Du côté de l’industrie du gaz de schiste, principal compétiteur d’Hydro, l’actuelle chute historique du prix des combustibles fait très mal. Il y a plus d’une décennie, l’émergence de ce secteur a entraîné une baisse spectaculaire des prix de l’électricité dans le nord-est des États-Unis, minant en partie la compétitivité de celui offert par Hydro à ses clients hors Québec.

Le sentiment de repli national, un danger 

Mais l’effondrement potentiel de ce secteur pourrait aussi susciter un repli national aux États-Unis, dorénavant désireux de recouvrer leur indépendance énergétique.

On a vu combien l’absence d’autonomie en matière d’équipements médicaux a joué de mauvais tours au Québec, aux États-Unis et ailleurs. 

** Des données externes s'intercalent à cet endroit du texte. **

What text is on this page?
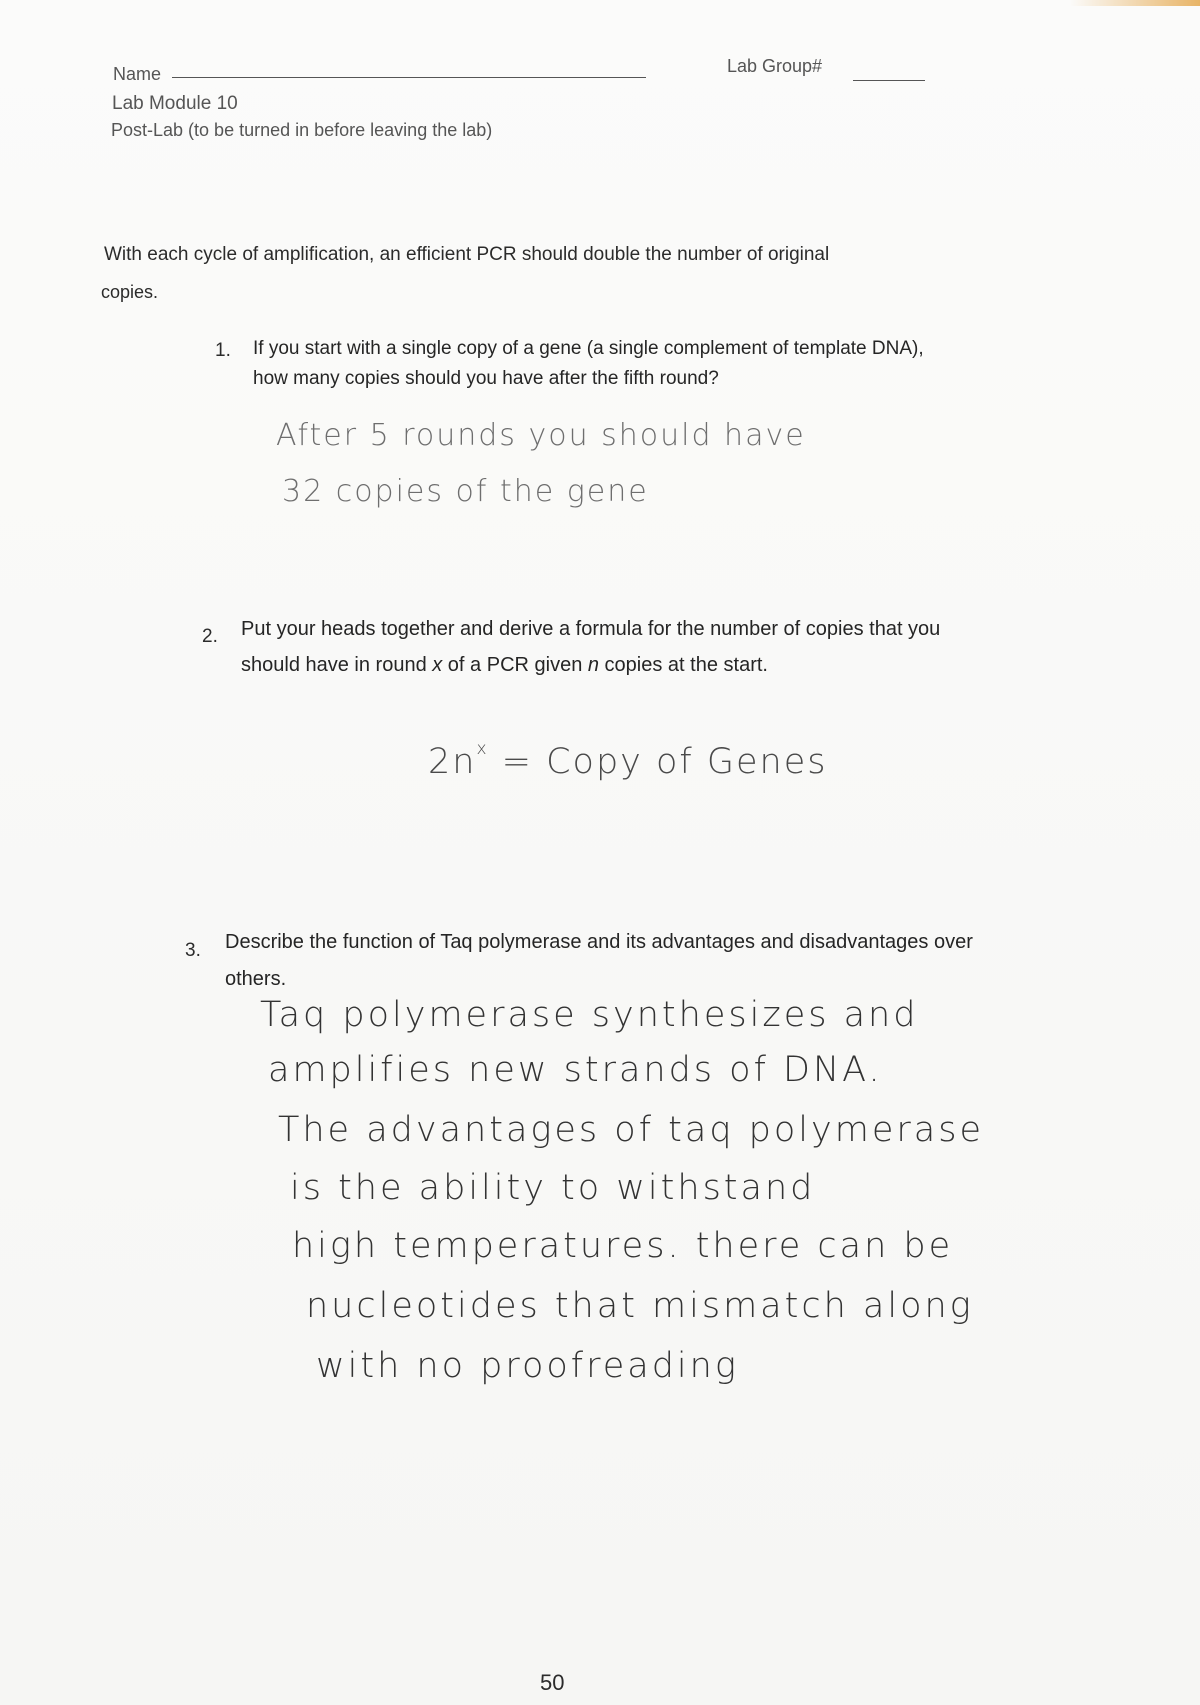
Name	Lab Group#
Lab Module 10
Post-Lab (to be turned in before leaving the lab)
With each cycle of amplification, an efficient PCR should double the number of original
copies.
1. If you start with a single copy of a gene (a single complement of template DNA),
how many copies should you have after the fifth round?
After 5 rounds you should have
32 copies of the gene
2. Put your heads together and derive a formula for the number of copies that you
should have in round x of a PCR given n copies at the start.
$2n^x$ = Copy of Genes
3. Describe the function of Taq polymerase and its advantages and disadvantages over
others.
Taq polymerase synthesizes and
amplifies new strands of DNA.
The advantages of taq polymerase
is the ability to withstand
high temperatures. there can be
nucleotides that mismatch along
with no proofreading
50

Or, l’énergie est un secteur où les décideurs ont toujours été très jaloux de conserver une grande sécurité d’approvisionnement.

Dans ce nouveau contexte, comment seront perçus chez nos voisins des liens potentiellement accrus avec Hydro-Québec, même si ceux-ci sont avantageux pour tous sur les plans économique et environnemental, étant donné le prix compétitif de notre hydroélectricité et son caractère renouvelable ?

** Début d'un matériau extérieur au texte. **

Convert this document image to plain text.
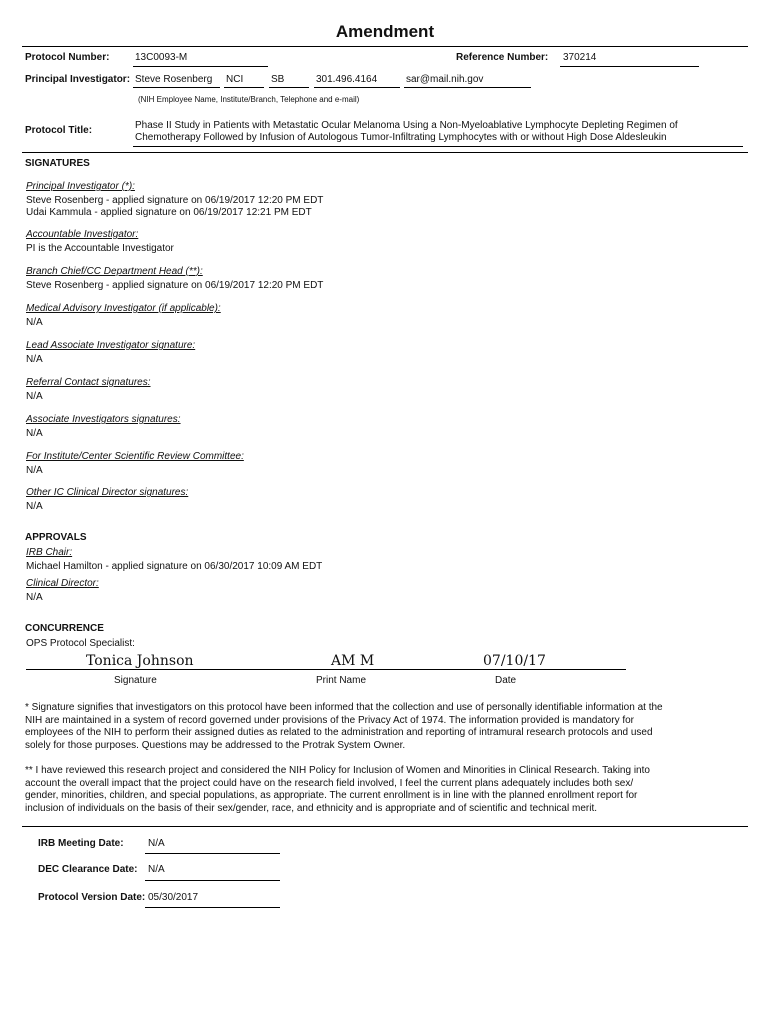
Amendment
Protocol Number:	13C0093-M	Reference Number: 370214
Principal Investigator: Steve Rosenberg NCI	SB	301.496.4164	sar@mail.nih.gov
(NIH Employee Name, Institute/Branch, Telephone and e-mail)
Protocol Title:	Phase II Study in Patients with Metastatic Ocular Melanoma Using a Non-Myeloablative Lymphocyte Depleting Regimen of
Chemotherapy Followed by Infusion of Autologous Tumor-Infiltrating Lymphocytes with or without High Dose Aldesleukin
SIGNATURES
Principal Investigator (*):
Steve Rosenberg - applied signature on 06/19/2017 12:20 PM EDT
Udai Kammula - applied signature on 06/19/2017 12:21 PM EDT
Accountable Investigator:
PI is the Accountable Investigator
Branch Chief/CC Department Head (**):
Steve Rosenberg - applied signature on 06/19/2017 12:20 PM EDT
Medical Advisory Investigator (if applicable):
N/A
Lead Associate Investigator signature:
N/A
Referral Contact signatures:
N/A
Associate Investigators signatures:
N/A
For Institute/Center Scientific Review Committee:
N/A
Other IC Clinical Director signatures:
N/A
APPROVALS
IRB Chair:
Michael Hamilton - applied signature on 06/30/2017 10:09 AM EDT
Clinical Director:
N/A
CONCURRENCE
OPS Protocol Specialist:
Tonica Johnson	AM M	07/10/17
Signature	Print Name	Date
* Signature signifies that investigators on this protocol have been informed that the collection and use of personally identifiable information at the NIH are maintained in a system of record governed under provisions of the Privacy Act of 1974. The information provided is mandatory for employees of the NIH to perform their assigned duties as related to the administration and reporting of intramural research protocols and used solely for those purposes. Questions may be addressed to the Protrak System Owner.
** I have reviewed this research project and considered the NIH Policy for Inclusion of Women and Minorities in Clinical Research. Taking into account the overall impact that the project could have on the research field involved, I feel the current plans adequately includes both sex/ gender, minorities, children, and special populations, as appropriate. The current enrollment is in line with the planned enrollment report for inclusion of individuals on the basis of their sex/gender, race, and ethnicity and is appropriate and of scientific and technical merit.
IRB Meeting Date: N/A
DEC Clearance Date: N/A
Protocol Version Date: 05/30/2017
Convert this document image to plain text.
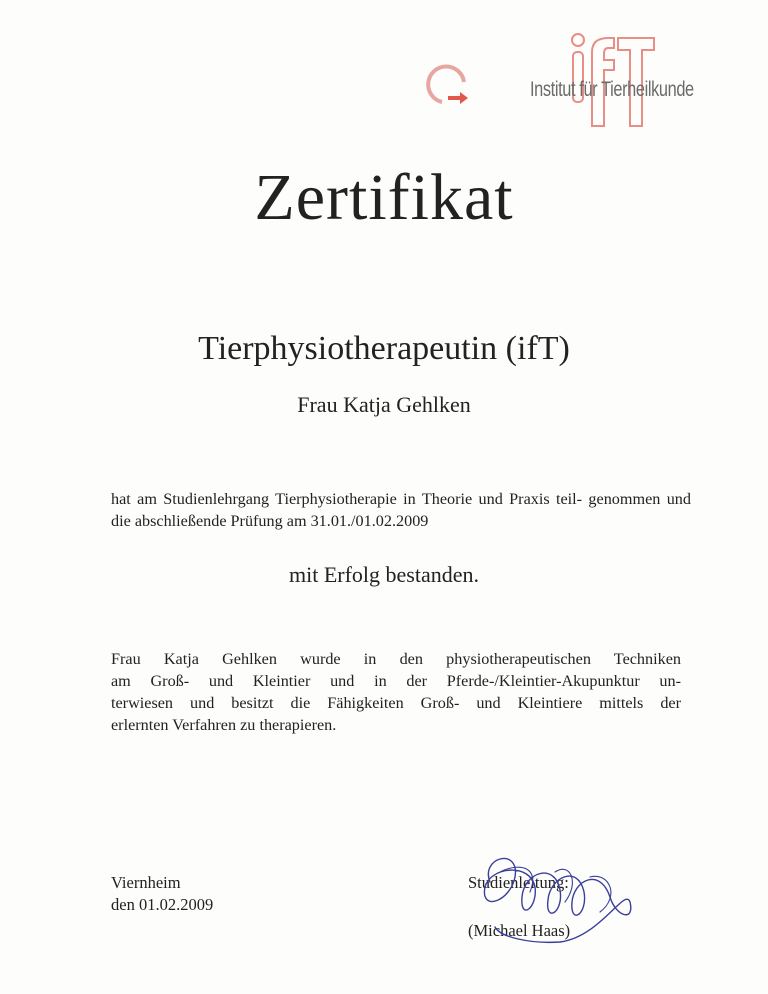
Institut für Tierheilkunde
Zertifikat
Tierphysiotherapeutin (ifT)
Frau Katja Gehlken
hat am Studienlehrgang Tierphysiotherapie in Theorie und Praxis teil- genommen und die abschließende Prüfung am 31.01./01.02.2009
mit Erfolg bestanden.
Frau Katja Gehlken wurde in den physiotherapeutischen Techniken
am Groß- und Kleintier und in der Pferde-/Kleintier-Akupunktur un-
terwiesen und besitzt die Fähigkeiten Groß- und Kleintiere mittels der
erlernten Verfahren zu therapieren.
Viernheim
den 01.02.2009
Studienleitung:
(Michael Haas)
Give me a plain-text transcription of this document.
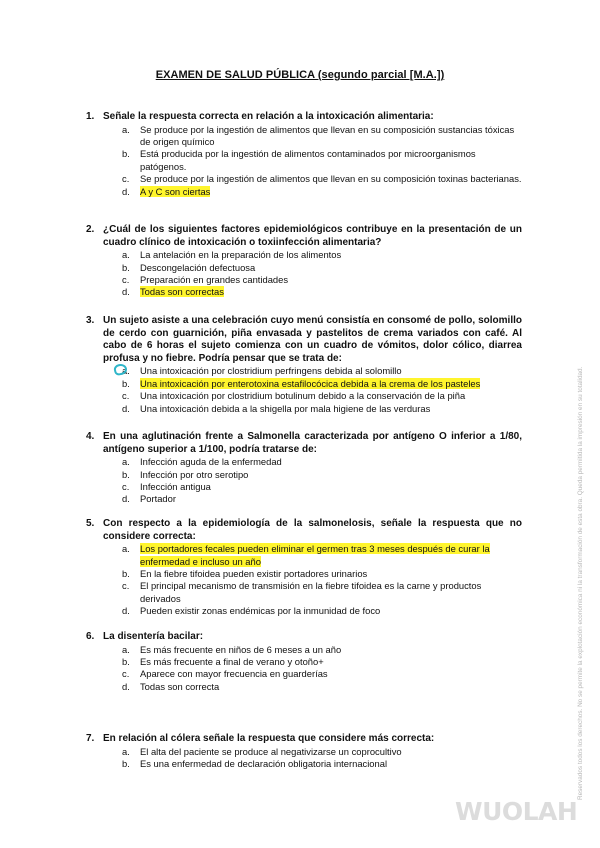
EXAMEN DE SALUD PÚBLICA (segundo parcial [M.A.])
1. Señale la respuesta correcta en relación a la intoxicación alimentaria:
a.	Se produce por la ingestión de alimentos que llevan en su composición sustancias tóxicas de origen químico
b.	Está producida por la ingestión de alimentos contaminados por microorganismos patógenos.
c.	Se produce por la ingestión de alimentos que llevan en su composición toxinas bacterianas.
d.	A y C son ciertas
2. ¿Cuál de los siguientes factores epidemiológicos contribuye en la presentación de un cuadro clínico de intoxicación o toxiinfección alimentaria?
a.	La antelación en la preparación de los alimentos
b.	Descongelación defectuosa
c.	Preparación en grandes cantidades
d.	Todas son correctas
3. Un sujeto asiste a una celebración cuyo menú consistía en consomé de pollo, solomillo de cerdo con guarnición, piña envasada y pastelitos de crema variados con café. Al cabo de 6 horas el sujeto comienza con un cuadro de vómitos, dolor cólico, diarrea profusa y no fiebre. Podría pensar que se trata de:
a.	Una intoxicación por clostridium perfringens debida al solomillo
b.	Una intoxicación por enterotoxina estafilocócica debida a la crema de los pasteles
c.	Una intoxicación por clostridium botulinum debido a la conservación de la piña
d.	Una intoxicación debida a la shigella por mala higiene de las verduras
4. En una aglutinación frente a Salmonella caracterizada por antígeno O inferior a 1/80, antígeno superior a 1/100, podría tratarse de:
a.	Infección aguda de la enfermedad
b.	Infección por otro serotipo
c.	Infección antigua
d.	Portador
5. Con respecto a la epidemiología de la salmonelosis, señale la respuesta que no considere correcta:
a.	Los portadores fecales pueden eliminar el germen tras 3 meses después de curar la enfermedad e incluso un año
b.	En la fiebre tifoidea pueden existir portadores urinarios
c.	El principal mecanismo de transmisión en la fiebre tifoidea es la carne y productos derivados
d.	Pueden existir zonas endémicas por la inmunidad de foco
6. La disentería bacilar:
a.	Es más frecuente en niños de 6 meses a un año
b.	Es más frecuente a final de verano y otoño+
c.	Aparece con mayor frecuencia en guarderías
d.	Todas son correcta
7. En relación al cólera señale la respuesta que considere más correcta:
a.	El alta del paciente se produce al negativizarse un coprocultivo
b.	Es una enfermedad de declaración obligatoria internacional	Reservados todos los derechos. No se permite la explotación económica ni la transformación de esta obra. Queda permitida la impresión en su totalidad.
WUOLAH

La crise de la COVID-19 fournit potentiellement aux opposants américains du contrat d’Hydro au Massachusetts (obtenu en 2018, 9,45 térawattheures sur 20 ans) un argument supplémentaire pour le bloquer. Et ce, dans un marché déjà difficile, où construire une ligne de transport pour acheminer cette électricité et naviguer à travers les enjeux réglementaires pour la faire approuver constituaient déjà, avant la crise, un parcours du combattant.

Hydro-Québec devra donc poursuivre, mais avec encore plus d’acharnement, son travail actuel de lobbying, pour marteler l’importance, plus que jamais, d’affronter l’enjeu des changements climatiques avec une perspective d’ensemble.

Un message qui rappelle que son produit a tous les atouts pour accélérer cette obligatoire transition vers une économie décarbonée : une énergie propre qui peut être stockée en raison de ses vastes réservoirs ; et disposant de la capacité de suppléer à la variabilité, au caractère intermittent des centrales éoliennes et solaires installées chez nos voisins limitrophes.

Ce rôle de « grande batterie du nord-est », de police d’assurance en quelque sorte, est un atout majeur pour faciliter une progression encore plus rapide des énergies renouvelables. Mme Brochu en est bien consciente.

C’est un message approprié pour l’urgence climatique, mais qui ne sera pas nécessairement si facile à vendre dans le nouveau contexte actuel.

Tout le talent de Mme Brochu et de sa future équipe sera nécessaire pour faire avancer la position d’Hydro-Québec dans ce marché névralgique. Il en va de sa rentabilité et, en partie, de la santé des finances publiques du Québec qui, on le sait, sont soumises présentement à de très fortes turbulences.